Originally Posted by La Texican
I just thought of a new way to track kids. You could have one class that wants to learn and one class that wants to do the bare minimum. The teacher that likes to differentiate can have the students that want to learn, whatever their abilities, and they support the students and don't hold them back. The students are self selected.

Interesting idea--but I think it might suffer some of the same issues as other tracking systems once the parents figured out what was going on--I think most parents would not want their kid in the 'bare minimum' group. So then I can imagine all the parents who care raising heck about getting their kid into the 'wants to learn' class regardless of how their kid feels.

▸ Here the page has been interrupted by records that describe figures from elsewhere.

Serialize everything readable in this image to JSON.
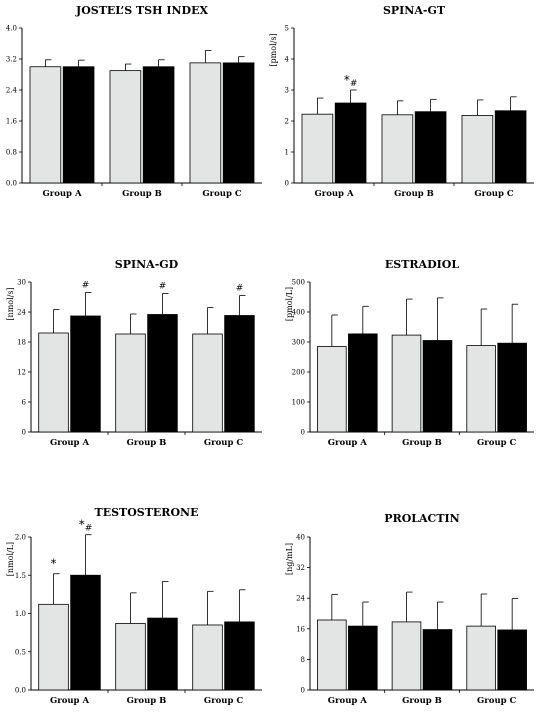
{
  "chart_data": [
    {
      "type": "bar",
      "title": "JOSTEL’S TSH INDEX",
      "ylabel": "",
      "ylim": [
        0,
        4.0
      ],
      "yticks": [
        "0.0",
        "0.8",
        "1.6",
        "2.4",
        "3.2",
        "4.0"
      ],
      "categories": [
        "Group A",
        "Group B",
        "Group C"
      ],
      "series": [
        {
          "color": "#e3e4e4",
          "values": [
            3.0,
            2.9,
            3.1
          ],
          "errors": [
            0.18,
            0.17,
            0.32
          ]
        },
        {
          "color": "#000000",
          "values": [
            3.0,
            3.0,
            3.1
          ],
          "errors": [
            0.17,
            0.18,
            0.16
          ]
        }
      ],
      "annotations": []
    },
    {
      "type": "bar",
      "title": "SPINA-GT",
      "ylabel": "[pmol/s]",
      "ylim": [
        0,
        5
      ],
      "yticks": [
        "0",
        "1",
        "2",
        "3",
        "4",
        "5"
      ],
      "categories": [
        "Group A",
        "Group B",
        "Group C"
      ],
      "series": [
        {
          "color": "#e3e4e4",
          "values": [
            2.22,
            2.2,
            2.18
          ],
          "errors": [
            0.52,
            0.45,
            0.5
          ]
        },
        {
          "color": "#000000",
          "values": [
            2.58,
            2.3,
            2.33
          ],
          "errors": [
            0.42,
            0.4,
            0.45
          ]
        }
      ],
      "annotations": [
        {
          "group": 0,
          "series": 1,
          "text": "*#"
        }
      ]
    },
    {
      "type": "bar",
      "title": "SPINA-GD",
      "ylabel": "[nmol/s]",
      "ylim": [
        0,
        30
      ],
      "yticks": [
        "0",
        "6",
        "12",
        "18",
        "24",
        "30"
      ],
      "categories": [
        "Group A",
        "Group B",
        "Group C"
      ],
      "series": [
        {
          "color": "#e3e4e4",
          "values": [
            19.8,
            19.6,
            19.6
          ],
          "errors": [
            4.7,
            4.0,
            5.3
          ]
        },
        {
          "color": "#000000",
          "values": [
            23.2,
            23.5,
            23.3
          ],
          "errors": [
            4.7,
            4.2,
            4.0
          ]
        }
      ],
      "annotations": [
        {
          "group": 0,
          "series": 1,
          "text": "#"
        },
        {
          "group": 1,
          "series": 1,
          "text": "#"
        },
        {
          "group": 2,
          "series": 1,
          "text": "#"
        }
      ]
    },
    {
      "type": "bar",
      "title": "ESTRADIOL",
      "ylabel": "[pmol/L]",
      "ylim": [
        0,
        500
      ],
      "yticks": [
        "0",
        "100",
        "200",
        "300",
        "400",
        "500"
      ],
      "categories": [
        "Group A",
        "Group B",
        "Group C"
      ],
      "series": [
        {
          "color": "#e3e4e4",
          "values": [
            285,
            323,
            288
          ],
          "errors": [
            105,
            120,
            122
          ]
        },
        {
          "color": "#000000",
          "values": [
            327,
            305,
            296
          ],
          "errors": [
            92,
            142,
            130
          ]
        }
      ],
      "annotations": []
    },
    {
      "type": "bar",
      "title": "TESTOSTERONE",
      "ylabel": "[nmol/L]",
      "ylim": [
        0,
        2.0
      ],
      "yticks": [
        "0.0",
        "0.5",
        "1.0",
        "1.5",
        "2.0"
      ],
      "categories": [
        "Group A",
        "Group B",
        "Group C"
      ],
      "series": [
        {
          "color": "#e3e4e4",
          "values": [
            1.12,
            0.87,
            0.85
          ],
          "errors": [
            0.4,
            0.4,
            0.44
          ]
        },
        {
          "color": "#000000",
          "values": [
            1.5,
            0.94,
            0.89
          ],
          "errors": [
            0.53,
            0.48,
            0.42
          ]
        }
      ],
      "annotations": [
        {
          "group": 0,
          "series": 0,
          "text": "*"
        },
        {
          "group": 0,
          "series": 1,
          "text": "*#"
        }
      ]
    },
    {
      "type": "bar",
      "title": "PROLACTIN",
      "ylabel": "[ng/mL]",
      "ylim": [
        0,
        40
      ],
      "yticks": [
        "0",
        "8",
        "16",
        "24",
        "32",
        "40"
      ],
      "categories": [
        "Group A",
        "Group B",
        "Group C"
      ],
      "series": [
        {
          "color": "#e3e4e4",
          "values": [
            18.3,
            17.8,
            16.7
          ],
          "errors": [
            6.7,
            7.8,
            8.4
          ]
        },
        {
          "color": "#000000",
          "values": [
            16.7,
            15.8,
            15.7
          ],
          "errors": [
            6.3,
            7.2,
            8.2
          ]
        }
      ],
      "annotations": []
    }
  ]
}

Re lack of political correctness, here's another interesting idea that I heard awhile ago but haven't seen work yet. A speaker re 2e kids suggested that one rationale that might help advocates of gifted education is that minority/underprivileged/socioeconomically challenged 2e kids tend to be under-identified, and screening for and helping such kids might be useful to schools and teachers under the No-Child-Left-Behind incentive structure. I don't know how the recent changes to No-Child-Left-Behind might affect this, but it was an interesting idea that these 2e kids might be particularly under-served, and that including them as a reason for gifted identification and education might be helpful in advocating for gifted kids generally, as well as being a very good thing to do.

Last edited by Dbat; 08/25/12 02:33 PM.